The British Columbia government approved a 2015 budget that includes new funding to expand the existing Digital Animation or Visual Effects (DAVE) tax credit to include post-production film activities. The expansion will be effective as of March 1.
In an official statement, B.C. officials said the measure would "help keep B.C.'s film and video game industries healthy." The DAVE tax credit was originally introduced in 2003 at a rate of 15%. In 2010, the rate was increased to 17.5%. Movie production in B.C. generates more than $1 billion in annual revenue for the Canadian province.
The Vancouver Post Alliance (VPA), a non-profit organization founded in 2013, endorsed the new incentives. "It encourages domestic and foreign content creators to finish post-production in British Columbia, thereby closing the loop on our competitive position and defining B.C. as a true global digital center," said VPA Chair Suzanne Thompson, VP of Sales for Encore Vancouver, in a prepared statement. "We are now in a strong position to attract new digital content business and stimulate new knowledge-based jobs—an exciting development for our vibrant creative economy."
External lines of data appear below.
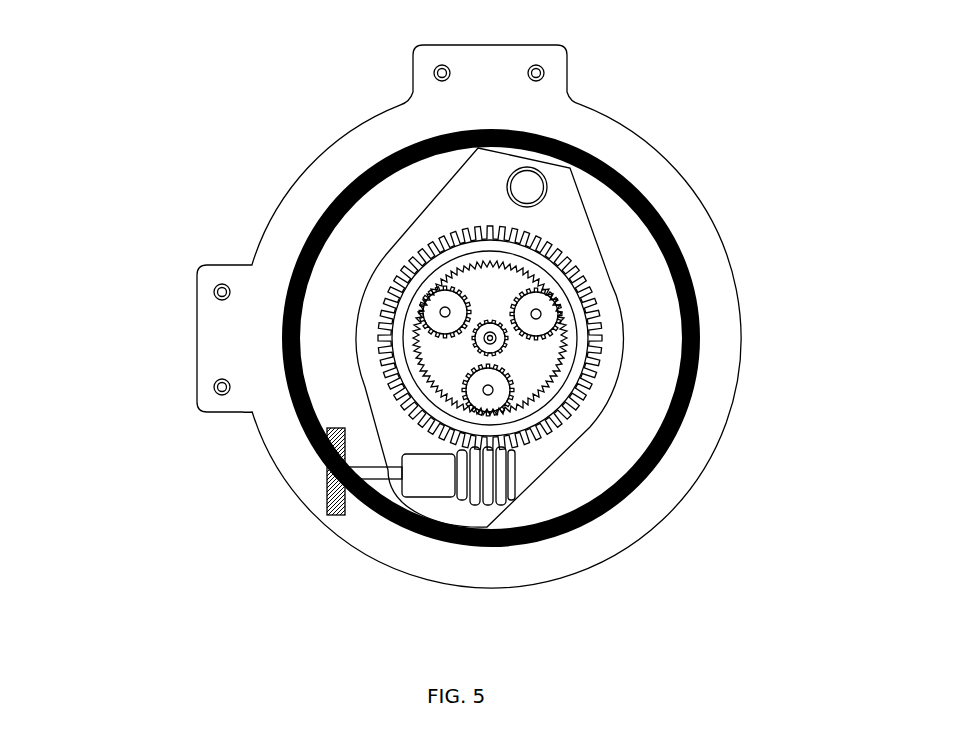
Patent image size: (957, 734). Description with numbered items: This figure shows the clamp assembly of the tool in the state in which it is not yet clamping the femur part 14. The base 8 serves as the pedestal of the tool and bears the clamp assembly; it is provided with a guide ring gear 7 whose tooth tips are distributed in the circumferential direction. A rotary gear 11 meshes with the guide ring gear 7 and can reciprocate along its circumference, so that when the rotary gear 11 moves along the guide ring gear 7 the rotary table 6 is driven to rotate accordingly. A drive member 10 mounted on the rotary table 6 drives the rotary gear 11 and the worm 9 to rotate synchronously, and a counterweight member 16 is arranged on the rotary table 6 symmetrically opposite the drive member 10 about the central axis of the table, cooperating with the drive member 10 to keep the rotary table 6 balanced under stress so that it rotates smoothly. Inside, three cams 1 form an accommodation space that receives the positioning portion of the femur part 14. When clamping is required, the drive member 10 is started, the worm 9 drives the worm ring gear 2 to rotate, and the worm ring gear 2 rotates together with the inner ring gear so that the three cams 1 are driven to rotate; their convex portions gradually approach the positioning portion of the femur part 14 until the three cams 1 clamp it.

The cam 1 is at (548, 320).
The worm ring gear 2 is at (380, 383).
The rotary table 6 is at (353, 333).
The guide ring gear 7 is at (288, 272).
The base 8 is at (285, 190).
The worm 9 is at (497, 513).
The drive member 10 is at (427, 498).
The rotary gear 11 is at (317, 502).
The femur part 14 is at (507, 352).
The counterweight member 16 is at (549, 178).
"BC's industry tax policy is tied to jobs, and the expansion of DAVE will drive growth by capitalizing on our underutilized market strengths in post-production," said MPPIA Chair Peter Leitch in a separate prepared statement.
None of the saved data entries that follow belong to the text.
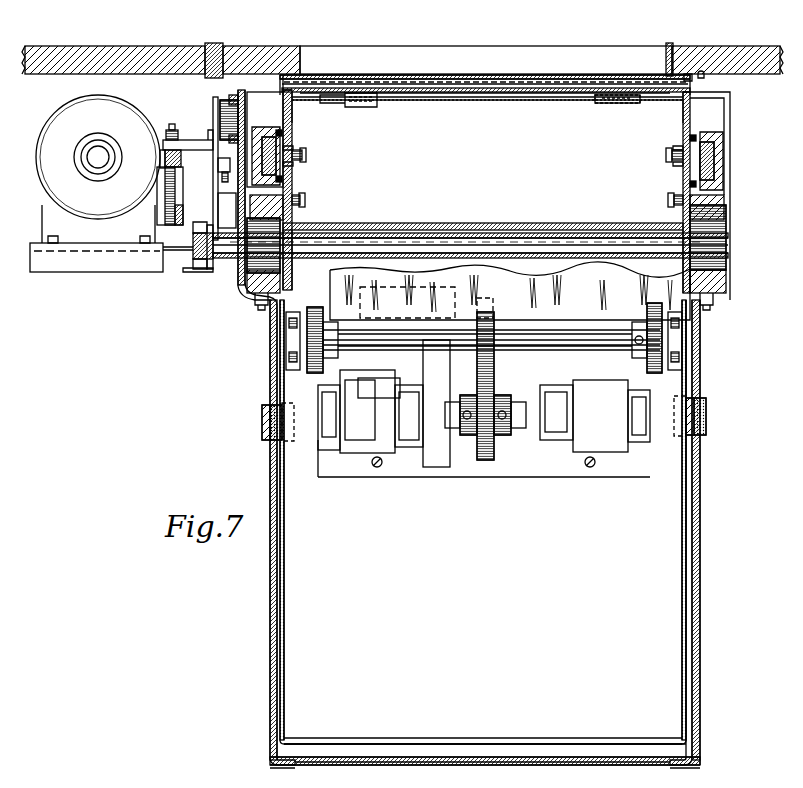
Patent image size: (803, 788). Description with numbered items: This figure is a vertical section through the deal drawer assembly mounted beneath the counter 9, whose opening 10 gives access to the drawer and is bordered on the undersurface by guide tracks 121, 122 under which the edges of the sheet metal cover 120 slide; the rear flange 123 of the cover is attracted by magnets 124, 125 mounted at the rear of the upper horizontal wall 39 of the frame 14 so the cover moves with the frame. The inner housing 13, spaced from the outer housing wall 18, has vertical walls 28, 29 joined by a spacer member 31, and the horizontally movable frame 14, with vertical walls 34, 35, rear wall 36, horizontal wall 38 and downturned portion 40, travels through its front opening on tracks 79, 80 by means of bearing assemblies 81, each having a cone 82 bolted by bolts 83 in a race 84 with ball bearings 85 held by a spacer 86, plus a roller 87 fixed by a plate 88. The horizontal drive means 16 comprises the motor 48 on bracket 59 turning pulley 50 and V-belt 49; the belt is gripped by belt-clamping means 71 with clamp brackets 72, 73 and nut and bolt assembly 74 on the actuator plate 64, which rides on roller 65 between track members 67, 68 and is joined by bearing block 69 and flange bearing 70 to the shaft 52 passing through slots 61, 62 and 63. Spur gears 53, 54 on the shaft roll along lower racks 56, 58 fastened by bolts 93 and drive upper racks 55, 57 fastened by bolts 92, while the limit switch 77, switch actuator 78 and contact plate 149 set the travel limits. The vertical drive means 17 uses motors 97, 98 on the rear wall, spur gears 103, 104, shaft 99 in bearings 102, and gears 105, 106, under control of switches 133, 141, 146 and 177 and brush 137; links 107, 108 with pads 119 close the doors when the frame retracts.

The counter 9 is at (158, 46).
The opening 10 is at (302, 48).
The inner housing 13 is at (702, 728).
The horizontally movable frame 14 is at (690, 693).
The means for moving the frame horizontally 16 is at (106, 276).
The means for moving the tray vertically 17 is at (494, 462).
The outer housing wall 18 is at (590, 123).
The vertical wall of inner housing 28 is at (240, 284).
The vertical wall of inner housing 29 is at (731, 262).
The spacer member 31 is at (373, 765).
The vertical wall of frame 34 is at (283, 570).
The vertical wall of frame 35 is at (688, 577).
The rear vertical wall 36 is at (481, 576).
The horizontal wall 38 is at (513, 228).
The upper horizontal wall 39 is at (500, 94).
The downturned portion 40 is at (571, 293).
The reversible motor 48 is at (76, 115).
The V-belt 49 is at (165, 160).
The pulley 50 is at (167, 192).
The shaft 52 is at (382, 238).
The spur gear 53 is at (290, 229).
The spur gear 54 is at (718, 241).
The gear rack 55 is at (293, 190).
The gear rack 56 is at (278, 285).
The gear rack 57 is at (718, 203).
The gear rack 58 is at (710, 282).
The bracket 59 is at (175, 249).
The horizontal slot 61 is at (292, 262).
The horizontal slot 62 is at (680, 258).
The elongated horizontal slot 63 is at (247, 258).
The actuator plate 64 is at (214, 182).
The roller 65 is at (220, 118).
The track member 67 is at (229, 97).
The track member 68 is at (229, 138).
The bearing block 69 is at (208, 262).
The flange bearing 70 is at (193, 255).
The belt-clamping means 71 is at (171, 124).
The upper clamp bracket 72 is at (190, 140).
The lower clamp bracket 73 is at (193, 168).
The clamping nut and bolt assembly 74 is at (166, 136).
The limit switch 77 is at (221, 221).
The switch actuator 78 is at (222, 178).
The horizontal track 79 is at (270, 125).
The horizontal track 80 is at (714, 130).
The bearing assembly 81 is at (295, 148).
The bearing cone 82 is at (295, 164).
The bolt 83 is at (307, 154).
The bearing race 84 is at (277, 145).
The ball bearing 85 is at (283, 134).
The channel-shaped spacer 86 is at (730, 135).
The roller 87 is at (292, 120).
The rectangular plate 88 is at (252, 147).
The bolt 92 is at (306, 200).
The bolt 93 is at (262, 308).
The reversible motor 97 is at (605, 440).
The reversible motor 98 is at (363, 440).
The shaft 99 is at (573, 347).
The bearing 102 is at (286, 355).
The spur gear 103 is at (482, 455).
The spur gear 104 is at (494, 325).
The spur gear 105 is at (312, 367).
The spur gear 106 is at (660, 368).
The link 107 is at (262, 424).
The link 108 is at (706, 416).
The pad 119 is at (288, 430).
The cover 120 is at (455, 76).
The guide track 121 is at (283, 46).
The guide track 122 is at (694, 76).
The downturned flange 123 is at (446, 101).
The magnet 124 is at (369, 103).
The magnet 125 is at (621, 104).
The limit switch 133 is at (388, 398).
The brush 137 is at (650, 320).
The switch 141 is at (428, 338).
The limit switch 146 is at (378, 336).
The contact plate 149 is at (198, 273).
The limit switch 177 is at (443, 390).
If the expanded incentives do for post what the original program did for VFX in Vancouver—encouraging the kind of runaway production that had VFX shops like Sony Pictures Imageworks relocating north of the border—it could put even more pressure on post-production in L.A. ILM, Digital Domain, and MPC are among the VFX houses that have opened offices in Vancouver to take advantage of tax credits.
The strongest voice speaking out against tax incentives — in the U.S., in Canada, or anywhere else — was Daniel Lay, the blogger better known as VFX Soldier, who led the ADAPT campaign to mount a legal case against Hollywood studios that sent VFX work out of the U.S. Lay got as far as forming a trade organization and hiring a law firm before giving up the crusade last month due to a lack of funding. In his blog post calling an official end to the legal effort, Lay suggested that his fundraiser fizzled in part because "the industry in California collapsed as work moved to Canada," leaving many U.S. VFX artists out of work, in transit to new Canadian offices, or leaving the industry entirely.